As we grow older, the relationship between a child and their parent can reverse. While it would have once been a parent’s job to care for their child’s health and security, a child might eventually need to become responsible for taking care of their parent’s health, wellbeing, and safety.
If your parent is living with a health condition or is succumbing to the effects of aging, you will more than likely want to provide your Mom or Dad with as much love and support as possible. If so, read the following advice on looking out for elderly relatives with a hectic schedule.
Learn About a CDPAP Initiative
It can often be difficult for adult children to care for an ailing parent if they have a busy career. If you want to care for your parent, but need a steady income to run your household, you should learn more about the CDPAP initiative. Visit freedomcareny.com to find out more about how your loved one can choose their caregiver, such as a friend or family member, who will receive compensation for their healthcare support.

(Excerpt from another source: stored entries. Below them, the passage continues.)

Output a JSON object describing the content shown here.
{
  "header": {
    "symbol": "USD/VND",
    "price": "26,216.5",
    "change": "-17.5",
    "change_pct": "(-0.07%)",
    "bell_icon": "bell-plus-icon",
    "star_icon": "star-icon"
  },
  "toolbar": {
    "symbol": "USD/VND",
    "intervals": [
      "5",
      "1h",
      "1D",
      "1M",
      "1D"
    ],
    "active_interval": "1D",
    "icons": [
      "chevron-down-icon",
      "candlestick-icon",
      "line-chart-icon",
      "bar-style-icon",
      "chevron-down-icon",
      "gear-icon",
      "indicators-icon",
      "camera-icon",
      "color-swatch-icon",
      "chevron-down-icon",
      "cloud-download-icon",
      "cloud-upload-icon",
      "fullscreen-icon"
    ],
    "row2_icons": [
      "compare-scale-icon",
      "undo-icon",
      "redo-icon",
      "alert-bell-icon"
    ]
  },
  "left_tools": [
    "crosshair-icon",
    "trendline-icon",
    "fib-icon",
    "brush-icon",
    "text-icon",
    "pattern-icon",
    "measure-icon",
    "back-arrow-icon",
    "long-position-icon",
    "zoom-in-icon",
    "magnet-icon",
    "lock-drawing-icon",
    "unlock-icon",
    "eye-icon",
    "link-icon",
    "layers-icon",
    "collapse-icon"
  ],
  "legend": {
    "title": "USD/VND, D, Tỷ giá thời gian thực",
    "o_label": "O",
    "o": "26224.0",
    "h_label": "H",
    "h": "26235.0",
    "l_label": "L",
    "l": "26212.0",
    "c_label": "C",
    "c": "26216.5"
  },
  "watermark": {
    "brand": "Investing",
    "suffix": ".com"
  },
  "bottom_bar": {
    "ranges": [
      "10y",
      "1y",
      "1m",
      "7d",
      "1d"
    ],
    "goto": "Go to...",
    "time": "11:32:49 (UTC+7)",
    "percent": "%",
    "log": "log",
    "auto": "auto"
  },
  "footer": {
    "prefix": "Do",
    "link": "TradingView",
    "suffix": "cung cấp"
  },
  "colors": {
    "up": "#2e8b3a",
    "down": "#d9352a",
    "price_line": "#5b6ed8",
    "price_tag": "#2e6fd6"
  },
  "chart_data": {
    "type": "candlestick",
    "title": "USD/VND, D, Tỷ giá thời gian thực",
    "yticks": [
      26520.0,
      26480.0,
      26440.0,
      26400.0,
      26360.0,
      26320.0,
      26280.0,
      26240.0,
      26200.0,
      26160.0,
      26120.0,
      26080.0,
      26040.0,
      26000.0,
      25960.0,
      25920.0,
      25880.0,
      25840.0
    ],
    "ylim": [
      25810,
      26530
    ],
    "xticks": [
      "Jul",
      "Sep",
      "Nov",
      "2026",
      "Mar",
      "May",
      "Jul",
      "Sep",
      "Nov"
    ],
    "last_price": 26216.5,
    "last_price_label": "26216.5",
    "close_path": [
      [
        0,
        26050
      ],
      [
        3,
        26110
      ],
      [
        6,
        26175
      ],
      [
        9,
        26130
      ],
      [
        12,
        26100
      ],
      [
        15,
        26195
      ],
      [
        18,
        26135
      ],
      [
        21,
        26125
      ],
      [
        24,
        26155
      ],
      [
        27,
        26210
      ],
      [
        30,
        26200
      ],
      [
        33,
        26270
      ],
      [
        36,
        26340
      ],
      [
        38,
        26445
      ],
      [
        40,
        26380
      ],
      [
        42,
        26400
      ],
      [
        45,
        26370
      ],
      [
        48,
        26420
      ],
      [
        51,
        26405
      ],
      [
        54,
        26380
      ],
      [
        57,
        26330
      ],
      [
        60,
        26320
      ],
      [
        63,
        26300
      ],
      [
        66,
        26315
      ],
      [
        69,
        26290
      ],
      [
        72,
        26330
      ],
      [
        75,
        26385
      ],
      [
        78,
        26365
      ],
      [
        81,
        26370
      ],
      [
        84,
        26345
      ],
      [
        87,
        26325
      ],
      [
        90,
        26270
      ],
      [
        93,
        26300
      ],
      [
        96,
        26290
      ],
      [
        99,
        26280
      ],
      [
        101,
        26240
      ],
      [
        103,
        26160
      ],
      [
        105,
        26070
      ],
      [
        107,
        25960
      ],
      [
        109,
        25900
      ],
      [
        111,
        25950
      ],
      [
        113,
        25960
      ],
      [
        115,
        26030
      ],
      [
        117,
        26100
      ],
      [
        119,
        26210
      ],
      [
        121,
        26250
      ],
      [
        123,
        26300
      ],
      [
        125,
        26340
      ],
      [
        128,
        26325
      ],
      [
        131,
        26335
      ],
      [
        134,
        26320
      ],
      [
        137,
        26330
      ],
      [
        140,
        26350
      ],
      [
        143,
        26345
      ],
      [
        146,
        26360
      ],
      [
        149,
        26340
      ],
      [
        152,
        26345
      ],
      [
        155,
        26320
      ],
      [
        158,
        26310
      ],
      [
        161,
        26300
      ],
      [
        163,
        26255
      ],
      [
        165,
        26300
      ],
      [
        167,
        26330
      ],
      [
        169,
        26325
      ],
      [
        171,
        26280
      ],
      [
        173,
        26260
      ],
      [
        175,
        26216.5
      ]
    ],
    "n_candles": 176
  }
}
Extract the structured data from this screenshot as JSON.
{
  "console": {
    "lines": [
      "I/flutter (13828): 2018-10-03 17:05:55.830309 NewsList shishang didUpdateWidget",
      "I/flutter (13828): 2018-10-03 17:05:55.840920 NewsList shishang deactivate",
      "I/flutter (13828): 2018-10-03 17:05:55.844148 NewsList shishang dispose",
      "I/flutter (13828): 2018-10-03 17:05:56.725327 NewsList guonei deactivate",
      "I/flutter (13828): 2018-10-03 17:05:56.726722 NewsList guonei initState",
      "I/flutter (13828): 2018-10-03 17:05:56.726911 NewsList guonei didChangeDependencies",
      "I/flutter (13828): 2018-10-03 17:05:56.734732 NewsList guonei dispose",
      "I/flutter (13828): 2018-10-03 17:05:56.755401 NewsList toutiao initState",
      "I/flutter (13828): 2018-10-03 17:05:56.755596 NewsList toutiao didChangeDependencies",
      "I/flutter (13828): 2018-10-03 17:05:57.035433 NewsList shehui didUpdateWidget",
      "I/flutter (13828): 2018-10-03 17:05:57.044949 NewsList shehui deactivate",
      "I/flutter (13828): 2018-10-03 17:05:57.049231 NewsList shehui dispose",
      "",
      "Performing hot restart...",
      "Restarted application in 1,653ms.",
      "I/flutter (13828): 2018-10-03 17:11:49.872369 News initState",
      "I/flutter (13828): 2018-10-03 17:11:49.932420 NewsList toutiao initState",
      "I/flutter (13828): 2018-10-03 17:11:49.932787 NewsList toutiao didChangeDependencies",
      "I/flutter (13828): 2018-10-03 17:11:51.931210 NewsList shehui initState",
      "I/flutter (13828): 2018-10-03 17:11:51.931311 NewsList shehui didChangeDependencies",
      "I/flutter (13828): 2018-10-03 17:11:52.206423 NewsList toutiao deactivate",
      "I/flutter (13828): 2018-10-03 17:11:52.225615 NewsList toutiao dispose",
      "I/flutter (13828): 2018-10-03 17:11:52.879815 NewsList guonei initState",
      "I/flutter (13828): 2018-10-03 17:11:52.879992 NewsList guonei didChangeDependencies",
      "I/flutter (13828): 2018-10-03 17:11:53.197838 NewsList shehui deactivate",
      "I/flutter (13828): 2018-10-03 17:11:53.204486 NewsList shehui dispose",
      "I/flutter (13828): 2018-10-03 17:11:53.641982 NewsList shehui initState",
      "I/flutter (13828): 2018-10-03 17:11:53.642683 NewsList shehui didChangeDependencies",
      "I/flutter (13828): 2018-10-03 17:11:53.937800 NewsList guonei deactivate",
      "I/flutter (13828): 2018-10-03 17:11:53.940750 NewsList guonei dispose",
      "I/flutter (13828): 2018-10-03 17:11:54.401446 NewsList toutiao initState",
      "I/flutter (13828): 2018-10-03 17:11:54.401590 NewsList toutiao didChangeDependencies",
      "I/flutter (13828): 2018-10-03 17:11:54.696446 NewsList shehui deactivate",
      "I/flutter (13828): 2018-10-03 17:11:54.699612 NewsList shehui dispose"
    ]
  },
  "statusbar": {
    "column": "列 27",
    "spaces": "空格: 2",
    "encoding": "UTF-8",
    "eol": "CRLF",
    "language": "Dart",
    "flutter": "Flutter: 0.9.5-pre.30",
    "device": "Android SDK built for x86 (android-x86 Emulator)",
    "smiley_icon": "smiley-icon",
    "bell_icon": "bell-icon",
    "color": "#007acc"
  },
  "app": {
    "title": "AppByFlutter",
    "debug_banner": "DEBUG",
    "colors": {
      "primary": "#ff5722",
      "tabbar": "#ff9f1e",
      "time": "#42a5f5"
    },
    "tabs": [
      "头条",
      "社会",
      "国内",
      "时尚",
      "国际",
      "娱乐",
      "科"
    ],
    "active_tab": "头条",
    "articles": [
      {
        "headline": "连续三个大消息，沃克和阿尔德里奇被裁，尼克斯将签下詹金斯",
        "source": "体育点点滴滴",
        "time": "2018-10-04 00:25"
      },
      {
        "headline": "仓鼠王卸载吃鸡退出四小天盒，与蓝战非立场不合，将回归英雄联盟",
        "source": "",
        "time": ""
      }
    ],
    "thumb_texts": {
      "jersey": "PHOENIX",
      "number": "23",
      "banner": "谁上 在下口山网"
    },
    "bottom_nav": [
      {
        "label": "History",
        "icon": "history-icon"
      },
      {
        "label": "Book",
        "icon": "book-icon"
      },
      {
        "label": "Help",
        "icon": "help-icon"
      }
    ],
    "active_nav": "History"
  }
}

Monitor Their Bills for Scams
Unfortunately, there are some unscrupulous people who will prey on a senior’s vulnerability. As a result, it is easy for an elderly person to become a victim of a financial scam, as a criminal might attempt to steal money from their home or savings from their bank. This, of course, is bound to be a big concern if you cannot be with them to monitor phone calls or answer the door on their behalf.
For this reason, you must monitor your parent’s finances for scams, if you believe he or she could unwittingly hand over their money to a talented criminal. To do so, you should keep track of their bills, and you should periodically check their credit cards.
Label Their Medication
Poor medication management can pose a serious risk to your loved one’s health, as they might fail to take a prescribed pill or take too many pills per day. If you want to ensure your Mom or Dad can effectively manage their medicine whilst you are at work or away from their home, you should accurately label their medication. This could help to avoid confusion, as your parent can take the right pill at the right time.
Regularly Visit Your Aging Parent
While your aging parent might be healthy enough to live in their home without a caregiver, you should monitor their health and wellbeing. It is important to make regular visits to their home so you can review their physical, mental, and emotional wellbeing. Pay close attention to any unusual behavior, and ask them different questions to gain a deeper insight into their health, as they might be hiding a problem to avoid becoming a burden on their children. Regular visits can also prevent an elderly parent from experiencing loneliness, so they will live a longer, healthier and much happier life. You could incorporate this trip into your schedule and depend on how far away your parents live; you could see them up to once a week. By organizing a timetable and thinking ahead, you can ensure time is taken out of your schedule to fit in seeing your loved one.